Maracutaia Filmes S.A.

Ilustração: Carolina Vigna-Marú

Ilustração: Carolina Vigna-Marú

Eu confesso: comprei um filme pirata. Sim, sim, eu sei. É como contribuir com o tráfico, botar uma AK-47 na mão de uma criança inocente, afundar Hollywood em tempos em que os Estados Unidos já estão tão por baixo, tadinhos. Mas, compreenda. Eu estava numa cidade sem cinema, trabalhando duro de sol a sol, fazia mais de 40 graus lá fora do quarto de hotel com ventilador de teto que espalhava mais poeira do que vento, e o cara anunciou 3 filmes por 10 real. Eu resisti, mas estaqueei na esquina. Voltei. Recuei. Comprei e enfiei na bolsa sem olhar pra trás. Sim, sim, me corrompi miseravelmente.
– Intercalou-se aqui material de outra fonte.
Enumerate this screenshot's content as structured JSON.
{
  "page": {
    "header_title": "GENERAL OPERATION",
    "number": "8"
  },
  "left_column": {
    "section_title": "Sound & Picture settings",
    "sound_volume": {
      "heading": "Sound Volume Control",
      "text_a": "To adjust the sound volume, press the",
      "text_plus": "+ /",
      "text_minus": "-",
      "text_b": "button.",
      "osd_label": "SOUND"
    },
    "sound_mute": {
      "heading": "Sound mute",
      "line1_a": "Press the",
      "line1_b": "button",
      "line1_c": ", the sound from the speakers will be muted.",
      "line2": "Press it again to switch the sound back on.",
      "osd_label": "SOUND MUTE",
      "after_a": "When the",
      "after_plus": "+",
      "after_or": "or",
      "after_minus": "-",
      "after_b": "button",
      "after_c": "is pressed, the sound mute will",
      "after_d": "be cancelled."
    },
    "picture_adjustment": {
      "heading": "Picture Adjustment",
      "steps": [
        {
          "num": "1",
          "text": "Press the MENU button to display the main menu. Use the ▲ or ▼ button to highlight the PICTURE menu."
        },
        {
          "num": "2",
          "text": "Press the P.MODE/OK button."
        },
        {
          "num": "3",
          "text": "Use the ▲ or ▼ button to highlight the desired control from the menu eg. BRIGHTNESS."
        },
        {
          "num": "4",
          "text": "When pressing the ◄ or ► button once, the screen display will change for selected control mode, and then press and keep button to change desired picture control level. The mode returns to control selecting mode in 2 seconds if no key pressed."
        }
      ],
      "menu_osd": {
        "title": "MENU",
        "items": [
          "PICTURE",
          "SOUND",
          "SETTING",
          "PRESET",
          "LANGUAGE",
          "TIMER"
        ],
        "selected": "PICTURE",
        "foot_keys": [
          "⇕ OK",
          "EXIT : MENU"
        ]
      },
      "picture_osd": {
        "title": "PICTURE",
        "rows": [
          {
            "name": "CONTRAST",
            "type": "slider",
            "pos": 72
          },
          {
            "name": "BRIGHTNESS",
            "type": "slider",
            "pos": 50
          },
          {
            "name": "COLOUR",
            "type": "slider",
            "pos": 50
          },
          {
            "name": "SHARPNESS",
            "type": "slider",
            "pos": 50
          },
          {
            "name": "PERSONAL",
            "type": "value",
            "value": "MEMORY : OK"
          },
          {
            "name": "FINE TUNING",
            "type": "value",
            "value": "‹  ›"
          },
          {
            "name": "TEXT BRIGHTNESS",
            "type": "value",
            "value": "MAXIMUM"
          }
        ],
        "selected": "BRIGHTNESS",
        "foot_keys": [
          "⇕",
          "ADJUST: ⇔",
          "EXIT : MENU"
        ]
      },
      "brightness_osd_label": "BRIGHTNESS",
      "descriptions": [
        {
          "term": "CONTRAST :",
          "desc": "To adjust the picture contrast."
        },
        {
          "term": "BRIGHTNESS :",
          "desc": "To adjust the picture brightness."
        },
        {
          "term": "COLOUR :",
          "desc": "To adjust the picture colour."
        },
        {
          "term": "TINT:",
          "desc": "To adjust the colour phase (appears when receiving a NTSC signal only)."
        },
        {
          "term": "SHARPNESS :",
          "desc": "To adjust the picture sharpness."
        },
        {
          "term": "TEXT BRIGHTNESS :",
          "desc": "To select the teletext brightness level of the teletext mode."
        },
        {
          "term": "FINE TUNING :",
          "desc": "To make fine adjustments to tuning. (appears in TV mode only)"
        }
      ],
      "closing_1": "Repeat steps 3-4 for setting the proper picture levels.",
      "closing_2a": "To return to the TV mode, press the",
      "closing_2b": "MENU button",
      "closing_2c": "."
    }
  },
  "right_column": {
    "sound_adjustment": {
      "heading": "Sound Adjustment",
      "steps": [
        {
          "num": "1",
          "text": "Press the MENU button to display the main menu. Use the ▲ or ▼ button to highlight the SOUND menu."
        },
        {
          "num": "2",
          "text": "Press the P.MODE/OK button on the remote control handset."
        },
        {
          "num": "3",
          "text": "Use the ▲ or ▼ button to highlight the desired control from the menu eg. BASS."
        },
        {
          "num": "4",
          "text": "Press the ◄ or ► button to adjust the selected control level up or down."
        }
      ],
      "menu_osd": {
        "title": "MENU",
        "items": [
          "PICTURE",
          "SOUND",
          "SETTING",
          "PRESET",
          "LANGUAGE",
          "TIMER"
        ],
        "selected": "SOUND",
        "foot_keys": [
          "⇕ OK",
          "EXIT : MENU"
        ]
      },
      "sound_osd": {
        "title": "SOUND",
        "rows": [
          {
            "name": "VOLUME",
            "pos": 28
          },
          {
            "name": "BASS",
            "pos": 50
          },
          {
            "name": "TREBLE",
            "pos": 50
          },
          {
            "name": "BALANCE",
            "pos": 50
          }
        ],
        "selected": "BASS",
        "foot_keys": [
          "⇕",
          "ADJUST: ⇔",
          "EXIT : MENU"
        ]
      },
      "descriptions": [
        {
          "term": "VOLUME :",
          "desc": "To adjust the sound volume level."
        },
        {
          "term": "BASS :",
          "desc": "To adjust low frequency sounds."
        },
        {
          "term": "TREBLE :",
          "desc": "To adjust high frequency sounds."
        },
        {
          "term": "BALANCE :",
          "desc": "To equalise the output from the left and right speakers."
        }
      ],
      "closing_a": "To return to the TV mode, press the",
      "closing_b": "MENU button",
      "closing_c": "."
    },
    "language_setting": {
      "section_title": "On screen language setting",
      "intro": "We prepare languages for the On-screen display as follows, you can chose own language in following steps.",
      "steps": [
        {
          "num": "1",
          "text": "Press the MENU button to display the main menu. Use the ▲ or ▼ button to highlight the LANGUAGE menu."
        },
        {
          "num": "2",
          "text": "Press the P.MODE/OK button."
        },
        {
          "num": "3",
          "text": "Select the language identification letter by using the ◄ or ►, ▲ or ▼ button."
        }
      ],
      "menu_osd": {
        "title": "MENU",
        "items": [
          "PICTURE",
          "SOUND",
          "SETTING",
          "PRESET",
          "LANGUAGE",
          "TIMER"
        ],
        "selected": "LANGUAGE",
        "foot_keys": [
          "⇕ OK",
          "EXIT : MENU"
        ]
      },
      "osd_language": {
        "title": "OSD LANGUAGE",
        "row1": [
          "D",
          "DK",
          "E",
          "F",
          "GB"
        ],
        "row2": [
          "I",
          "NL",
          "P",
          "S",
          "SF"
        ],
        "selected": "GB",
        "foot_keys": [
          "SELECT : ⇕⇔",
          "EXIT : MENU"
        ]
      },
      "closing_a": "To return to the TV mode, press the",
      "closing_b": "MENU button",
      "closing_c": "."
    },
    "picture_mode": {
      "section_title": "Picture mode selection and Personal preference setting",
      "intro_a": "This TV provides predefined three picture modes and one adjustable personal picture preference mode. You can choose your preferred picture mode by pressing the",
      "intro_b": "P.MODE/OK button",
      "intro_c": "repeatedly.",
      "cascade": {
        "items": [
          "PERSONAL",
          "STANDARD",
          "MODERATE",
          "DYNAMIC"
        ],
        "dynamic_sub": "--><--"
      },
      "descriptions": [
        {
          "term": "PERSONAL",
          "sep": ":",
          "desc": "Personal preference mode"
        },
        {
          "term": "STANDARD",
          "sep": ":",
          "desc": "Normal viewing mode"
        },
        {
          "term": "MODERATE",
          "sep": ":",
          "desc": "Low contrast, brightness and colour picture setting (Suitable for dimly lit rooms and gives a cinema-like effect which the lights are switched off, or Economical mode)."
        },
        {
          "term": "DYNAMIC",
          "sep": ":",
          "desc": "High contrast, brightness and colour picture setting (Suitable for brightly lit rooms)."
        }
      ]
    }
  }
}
Mas fui punida. Acreditem. Castigada mesmo. Um filme pirata é um mergulho no processo anticivilizatório para o qual caminha a humanidade a passos largos de boçalidade. Comecei achando fascinante. Ao ler o nome do empreendimento cinematográfico em letras garrafais na tela — “Maracutaia Filmes S.A.” — fiquei com cara de conteúdo, tipo estudante de Ciências Sociais. Não é sensacional? A cara de pau, o senso de humor, o deboche. Nenhum disfarce, nenhum verniz, nem mesmo uma tentativa. Só aquilo que é: “Maracutaia Filmes”. E o S.A. para dar o toque de gênio. Depois dizem que brasileiro não é empreendedor.

Então, o filme começou. Mas não pude assisti-lo. Porque havia outro — aquele que se desenrola na plateia. Sim, porque o Pirata S.A. foi gravado da primeira fila do cinema, em plena sessão. Que já começou com um celular tocando. “Desliga o celular!”, alguém grita. E o fulano não desliga. De vez em quando a tela inteira fica preta, numa sombra que a cobre progressivamente. Efeito interessante, comentei com minhas orelhas. Só depois entendi que era alguém passando na frente da câmera para ir ao banheiro. E era só o primeiro.

A mãe judia foi morta pelo nazista em frente ao filho ainda criança. No filme oficial. No meu filme, a plateia riu. Assim mesmo. Não ouvi o tiro, só as gargalhadas. Eles achavam hilariante um nazista matar uma mulher esquálida diante do filho. E assim seguiram até o fim em cascos de rebanho. Toda vez que aparecia alguém deformado, eles riam. Quando alguém chorava, eles riam. Se alguém sangrava, eles riam. Finalmente, quando alguém se beijava ou havia alguma insinuação sexual, eles gritavam e batiam os pés. Ainda bem que Barba Negra não viveu para testemunhar essa barbárie. Ele não suportaria ser pirata num mundo assim.

Quem são eles?, pensei. A resposta veio célere e aterrorizante: somos nós. Não, eu não. Mas nós. Me lembrei de um domingo, meses atrás, em que fiquei zapeando a TV aberta no final da tarde. E fui me deprimindo, me deprimindo, até virar uma pocinha no chão da sala, mais amarga que um chá de losna. Percebi ali que era tudo em vão. Não havia esperança. Era me iludir ou morrer. Então fiz minha opção pela vida. E me iludi.

E vivia razoavelmente contente até aquele maldito camelô me atentar com aquela droga do Matrix. Sim, um filme pirata é como a pílula vermelha que Morpheus oferece a Neo. Você quer enxergar ou seguir vivendo na ilusão? Mas o camelô não me deu escolha, ele me enganou. Não, não é verdade. Não posso me absolver. Eu sabia o que estava fazendo. É pior que uma Ak-47 nas mãos de uma criança, é mais devastador do que uma pedra de crack. A realidade é sempre muito mais violenta. Eu não sabia que assistiria ao filme mais pesado da minha vida. Não o da tela, mas o da plateia assistindo ao filme da tela.

Quando o filme acabou, e a plateia urrava diante dos créditos que deslizavam sobre corpos humanos despedaçados pelo Holocausto, eu descobri o segredo de Lars Von Trier. Ele tinha assistido ao mesmo filme que eu. E então o filmou. E é o que vem fazendo desde então.